Integral which needs absolute value of zero

Question

I'm trying to solve an integral $$\int_0^t dx \,e^{-\nu \,|x-t|}$$ The trouble I'm having is that in the final stages this seems to need me to have a value for $\frac{0}{|0|}$, which I don't think is defined. My solution looks like this: First, we sub in $u = x-t, \,\,du = dx$: \begin{align} \int_0^{t'} du \,e^{-\nu \,|u|}\\ \end{align} Where $t'$ indicates that the new limit.
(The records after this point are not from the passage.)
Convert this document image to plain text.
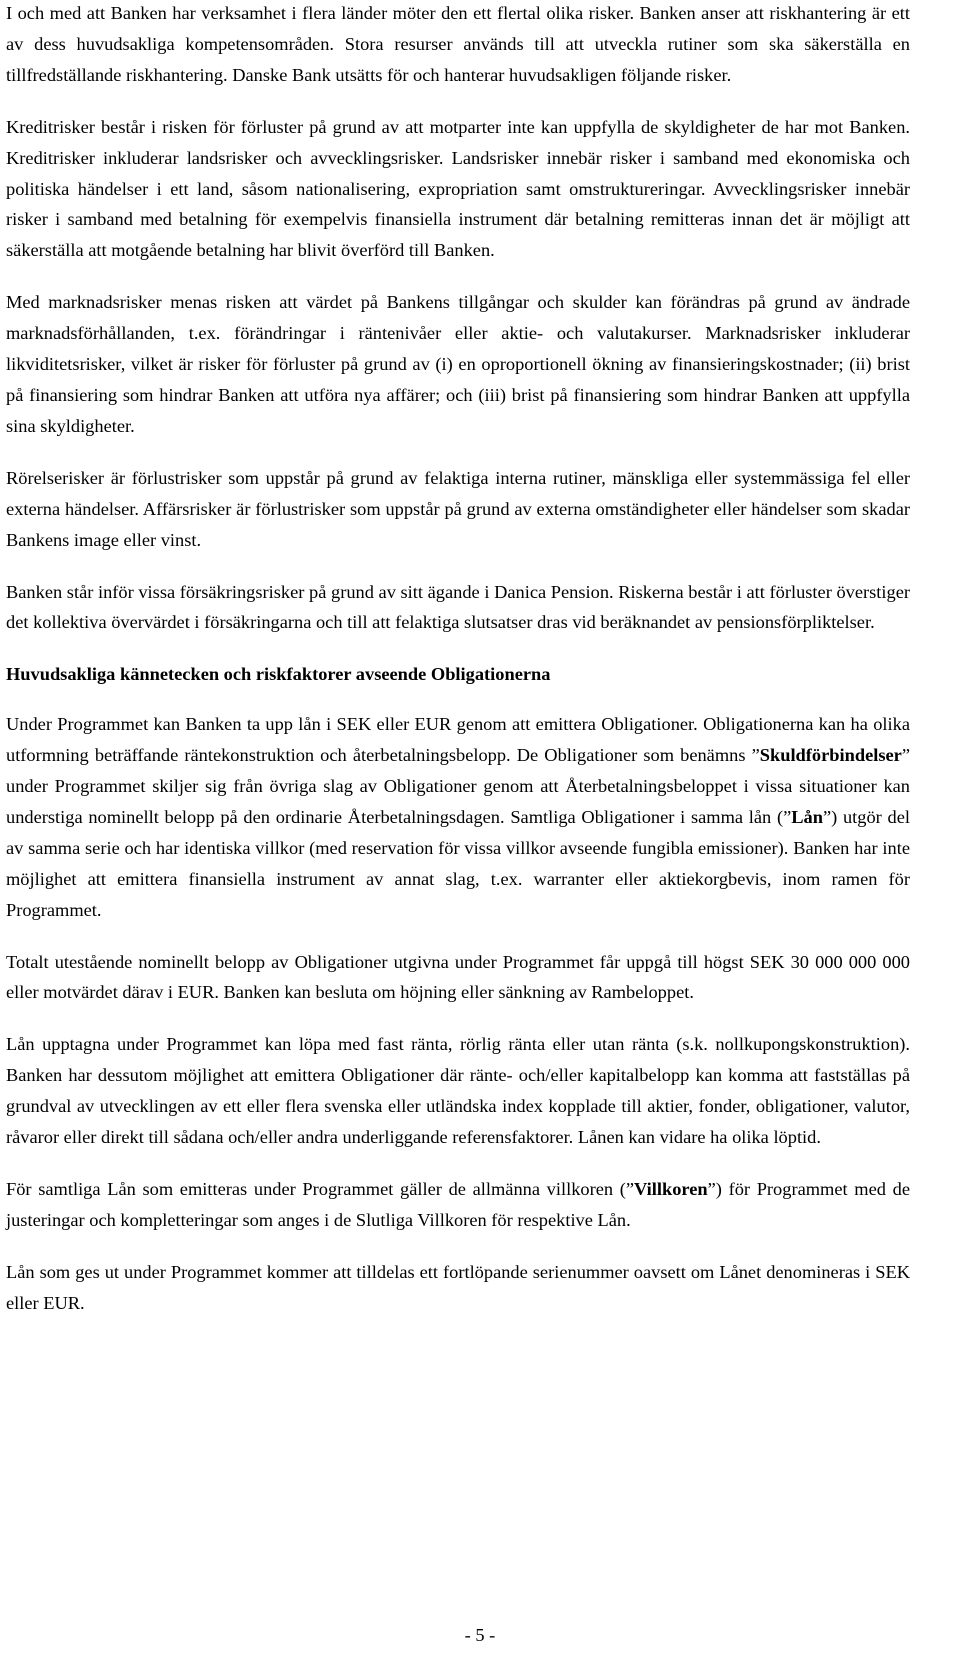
I och med att Banken har verksamhet i flera länder möter den ett flertal olika risker. Banken anser att riskhantering är ett av dess huvudsakliga kompetensområden. Stora resurser används till att utveckla rutiner som ska säkerställa en tillfredställande riskhantering. Danske Bank utsätts för och hanterar huvudsakligen följande risker.
Kreditrisker består i risken för förluster på grund av att motparter inte kan uppfylla de skyldigheter de har mot Banken. Kreditrisker inkluderar landsrisker och avvecklingsrisker. Landsrisker innebär risker i samband med ekonomiska och politiska händelser i ett land, såsom nationalisering, expropriation samt omstruktureringar. Avvecklingsrisker innebär risker i samband med betalning för exempelvis finansiella instrument där betalning remitteras innan det är möjligt att säkerställa att motgående betalning har blivit överförd till Banken.
Med marknadsrisker menas risken att värdet på Bankens tillgångar och skulder kan förändras på grund av ändrade marknadsförhållanden, t.ex. förändringar i räntenivåer eller aktie- och valutakurser. Marknadsrisker inkluderar likviditetsrisker, vilket är risker för förluster på grund av (i) en oproportionell ökning av finansieringskostnader; (ii) brist på finansiering som hindrar Banken att utföra nya affärer; och (iii) brist på finansiering som hindrar Banken att uppfylla sina skyldigheter.
Rörelserisker är förlustrisker som uppstår på grund av felaktiga interna rutiner, mänskliga eller systemmässiga fel eller externa händelser. Affärsrisker är förlustrisker som uppstår på grund av externa omständigheter eller händelser som skadar Bankens image eller vinst.
Banken står inför vissa försäkringsrisker på grund av sitt ägande i Danica Pension. Riskerna består i att förluster överstiger det kollektiva övervärdet i försäkringarna och till att felaktiga slutsatser dras vid beräknandet av pensionsförpliktelser.
Huvudsakliga kännetecken och riskfaktorer avseende Obligationerna
Under Programmet kan Banken ta upp lån i SEK eller EUR genom att emittera Obligationer. Obligationerna kan ha olika utformning beträffande räntekonstruktion och återbetalningsbelopp. De Obligationer som benämns ”Skuldförbindelser” under Programmet skiljer sig från övriga slag av Obligationer genom att Återbetalningsbeloppet i vissa situationer kan understiga nominellt belopp på den ordinarie Återbetalningsdagen. Samtliga Obligationer i samma lån (”Lån”) utgör del av samma serie och har identiska villkor (med reservation för vissa villkor avseende fungibla emissioner). Banken har inte möjlighet att emittera finansiella instrument av annat slag, t.ex. warranter eller aktiekorgbevis, inom ramen för Programmet.
Totalt utestående nominellt belopp av Obligationer utgivna under Programmet får uppgå till högst SEK 30 000 000 000 eller motvärdet därav i EUR. Banken kan besluta om höjning eller sänkning av Rambeloppet.
Lån upptagna under Programmet kan löpa med fast ränta, rörlig ränta eller utan ränta (s.k. nollkupongskonstruktion). Banken har dessutom möjlighet att emittera Obligationer där ränte- och/eller kapitalbelopp kan komma att fastställas på grundval av utvecklingen av ett eller flera svenska eller utländska index kopplade till aktier, fonder, obligationer, valutor, råvaror eller direkt till sådana och/eller andra underliggande referensfaktorer. Lånen kan vidare ha olika löptid.
För samtliga Lån som emitteras under Programmet gäller de allmänna villkoren (”Villkoren”) för Programmet med de justeringar och kompletteringar som anges i de Slutliga Villkoren för respektive Lån.
Lån som ges ut under Programmet kommer att tilldelas ett fortlöpande serienummer oavsett om Lånet denomineras i SEK eller EUR.
- 5 -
Then we re-write the integral as $$\frac{|u|}{u}\int_0^t\frac{u}{|u|}e^{-\nu|u|}$$ Make another substitution $v = |u|,\,\,dv = \frac{|u|}{u}du$ to give \begin{align} &\quad \frac{|u|}{u}\int_0^{t''}\frac{u}{|u|}\frac{|u|}{u}e^{-\nu\,v}dv\\ &=\frac{|u|}{u}\int_0^{t''}e^{-\nu\, v}dv\\ &=\frac{|u|}{u}\cdot \frac{-1}{\nu}e^{-\nu\,v}\bigg|_0^{t''}\\ & = -\frac{|x-t|}{x-t}\frac{1}{\nu}e^{-\nu\,|x-t|}\bigg|_0^t \end{align} Putting the limits in, we get \begin{align}I &= \frac{1}{\nu}\left(-\frac{|t-t|}{t-t}e^{-\nu\,|t-t|}- \frac{|0-t|}{0-t}e^{-\nu\,|0-t|} \right)\\ &= \frac{1}{\nu}\left( -\frac{|0|}{0}-e^{-\nu t}\right) \end{align} where in the final step I have assumed that $t>0$. What am I missing?